Au Honduras, Café Caliente est l’un des magazines quotidiens de VTV Honduras, une chaîne nationale qui consacre une partie importante de sa programmation aux magazines de société, aux émissions de proximité et au divertissement familial. Diffusée chaque matin de 9 heures à 11 heures, l’émission alterne débats de société, conseils santé, psychologie, gastronomie, culture, chroniques pratiques et sujets liés au quotidien. Sur le papier, Café Caliente revendique une ligne éditoriale tournée vers l’information de service et le divertissement familial.

Pourtant, un élément saute immédiatement aux yeux lorsqu’on observe la communication du programme. Affiches promotionnelles, publications Instagram, vidéos Facebook ou bandes-annonces : les animatrices y sont très souvent mises en scène à travers des codes visuels qui valorisent avant tout leur physique. Les cadrages, les tenues et les poses donnent régulièrement l’impression que l’apparence constitue le principal levier d’attractivité de l’émission, bien davantage que ses contenus ou les compétences de celles qui la présentent.

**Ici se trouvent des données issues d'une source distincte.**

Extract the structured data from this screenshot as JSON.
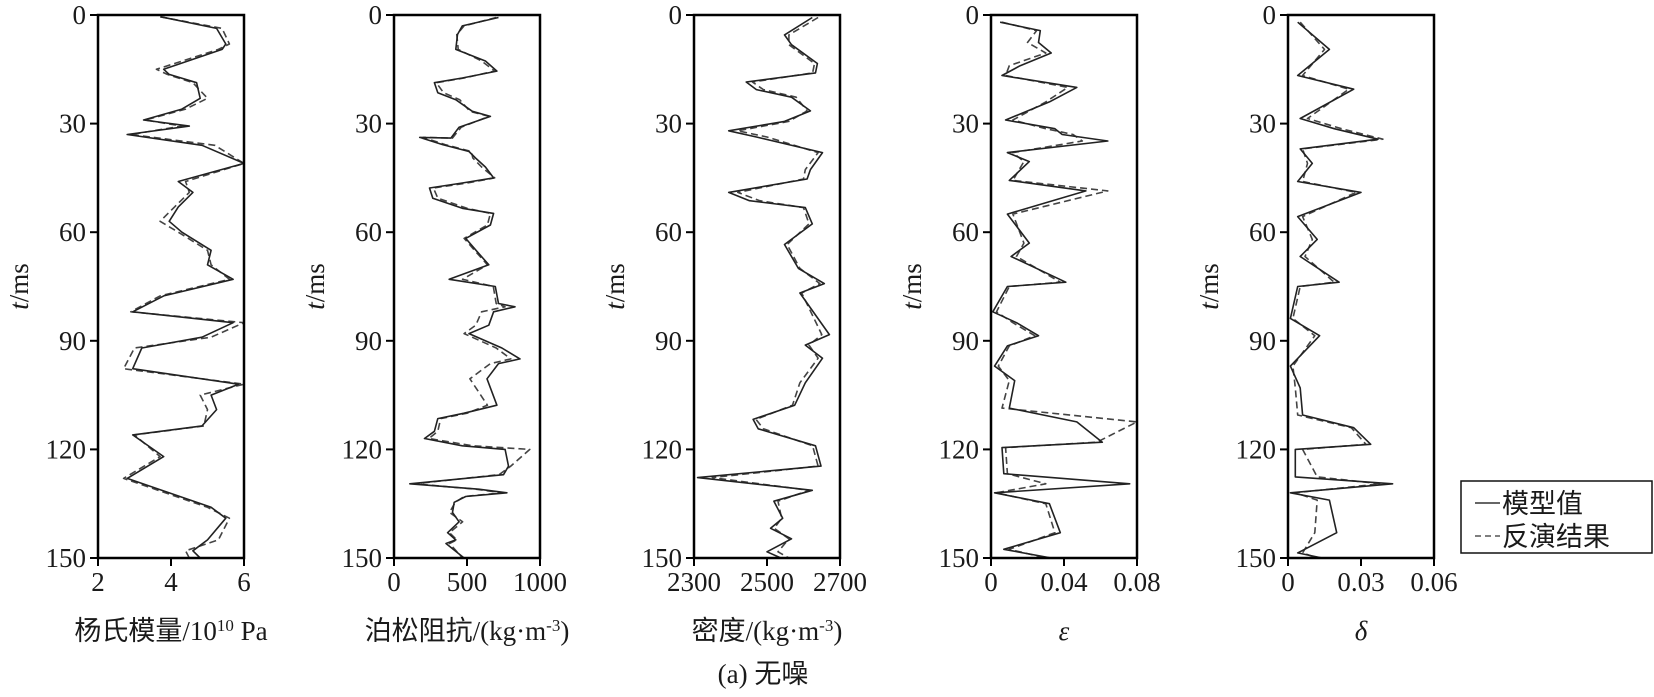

Le problème n’est pas les animatrices, mais le regard posé sur elles

Cette critique ne vise absolument pas les présentatrices. Elles sont libres de leur image, de leur style vestimentaire et de leur manière de s’exprimer. Le féminisme ne consiste pas à imposer une façon de s’habiller aux femmes, mais à leur permettre d’être reconnues d’abord pour leur travail.

Le problème réside dans la stratégie marketing. Lorsqu’une émission construit systématiquement sa communication autour des courbes de ses animatrices, elle entretient une représentation où les femmes deviennent d’abord des objets de regard. Cette logique correspond à ce que de nombreuses analyses féministes désignent comme le male gaze : un regard médiatique façonné avant tout pour séduire un public masculin.

Jeimi Ochoa illustre ce paradoxe

Le cas de Jeimi Ochoa est révélateur. L’animatrice réunit plus de 80 000 abonnés sur Instagram, preuve qu’elle dispose déjà d’une véritable notoriété et d’une communauté fidèle. Son succès montre qu’elle est capable de fédérer un public grâce à sa personnalité, son aisance devant la caméra et son travail d’animation.

Pourtant, la communication autour de Café Caliente continue souvent de privilégier son apparence physique. C’est précisément là que réside le paradoxe : au lieu de capitaliser sur son talent et sa popularité, la production choisit régulièrement de faire de son corps l’élément central de son marketing.

Une télévision qui gagnerait à changer de regard

Cette stratégie peut encore produire de l’audience, mais elle paraît de plus en plus en décalage avec les évolutions observées dans de nombreux médias occidentaux. Les téléspectateurs attendent aujourd’hui que les animatrices soient reconnues pour leur professionnalisme, leur capacité à conduire un débat, leur humour ou leur expertise, bien davantage que pour leur physique.

Café Caliente possède pourtant tous les ingrédients pour construire une identité forte : une émission installée, des animatrices populaires et des sujets qui parlent au quotidien des Honduriens. Le défi n’est donc pas de rendre les présentatrices moins visibles, mais de les rendre visibles autrement. Car la meilleure façon de lutter contre les stéréotypes n’est pas de cacher les femmes : c’est de leur permettre d’être regardées d’abord comme des professionnelles, et non comme un simple outil d’attraction visuelle.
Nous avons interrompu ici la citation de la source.